L’assessore al lavoro della Regione Veneto, Elena Donazzan, per esprimere adesione e sostegno alla sperimentazione di ‘smart working’ avviata dalla Regione Veneto, con il progetto Ve.La (lavoro veloce, agile leggero), sul modello delle grandi multinazionali.

Progetto finanziato con 700.000 euro dall’UE nell’ambito del programma Open Community 2020 per sperimentare nuove modalità lavorative, grazie a nuovi strumenti di lavoro e partner tecnologici che facilitino la condivisione e il lavoro in mobilità, oggi al centro della giornata formativa sul lavoro agile organizzata dalla Regione Veneto nella sede del Grandi Stazioni per i propri dirigenti.

Per l’assessore al lavoro del Veneto il lavoro ‘agile’ è “innovativo”, consente la “mobilità” e al tempo stesso la “condivisione di gruppo”, aiuta la produttività aziendale e il benessere delle persone, perché fa leva sulla responsabilizzazione individuale e incentiva la “conciliazione dei tempi di vita e di lavoro”. È, quindi, uno strumento da esplorare con convinzione e da promuovere.
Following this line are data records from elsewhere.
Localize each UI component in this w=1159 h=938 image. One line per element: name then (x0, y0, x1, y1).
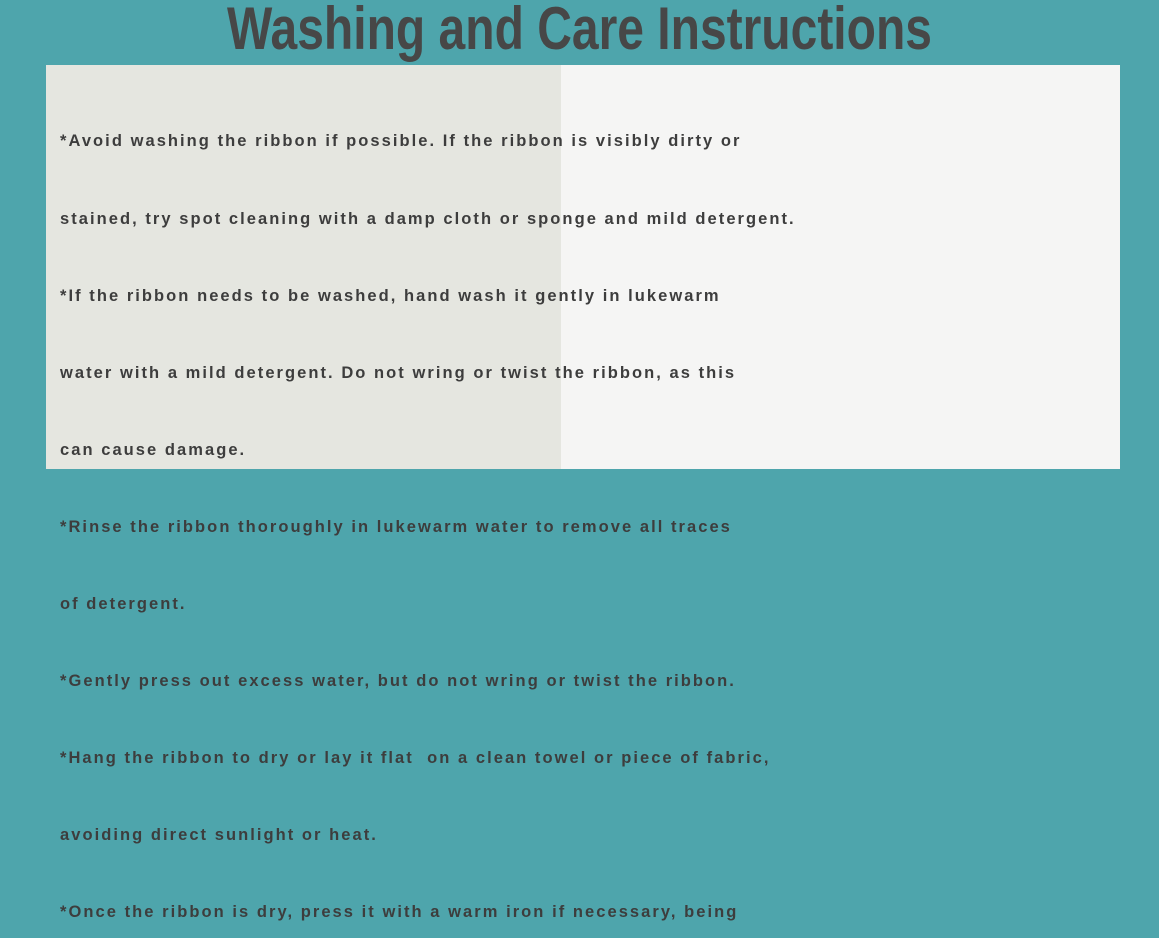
instruction-line: *Gently press out excess water, but do n… (60, 669, 1135, 695)
instruction-line: *Hang the ribbon to dry or lay it flat o… (60, 746, 1135, 772)
instruction-line: *Rinse the ribbon thoroughly in lukewarm… (60, 515, 1135, 541)
instruction-line: *Avoid washing the ribbon if possible. I… (60, 129, 1135, 155)
instruction-line: of detergent. (60, 592, 1135, 618)
poster-canvas: Washing and Care Instructions *Avoid was… (0, 0, 1159, 469)
instruction-line: can cause damage. (60, 438, 1135, 464)
instruction-line: water with a mild detergent. Do not wrin… (60, 361, 1135, 387)
instruction-line: *Once the ribbon is dry, press it with a… (60, 900, 1135, 926)
instruction-list: *Avoid washing the ribbon if possible. I… (60, 78, 1135, 438)
page-title: Washing and Care Instructions (116, 0, 1043, 60)
instruction-line: *If the ribbon needs to be washed, hand … (60, 284, 1135, 310)
instruction-line: stained, try spot cleaning with a damp c… (60, 207, 1135, 233)
instruction-line: avoiding direct sunlight or heat. (60, 823, 1135, 849)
“Nelle grandi organizzazioni private il lavoro agile è innovativo, mentre nel pubblico impiego ci sono pregiudizi e luoghi comuni da superare – ha aggiunto l’assessore – ma una grande organizzazione pubblica come la Regione, in cui fattore di produzione principale è il capitale umano, deve facilitare il ricorso a questo strumento, perchè valorizza appunto il capitale umano”.

“Nello smart working – ha concluso l’assessore – le parole chiave sono motivazione, valorizzazione e benessere delle persone, ma anche ‘reputazione’: il lavoro ‘agile’ non è un alibi per i ‘furbetti del cartellino’, ma un modo nuovo e innovativo di lavorare, che va a beneficio delle persone ma anche dell’organizzazione aziendale, e quindi della produttività e della qualità dei servizi ai cittadini”.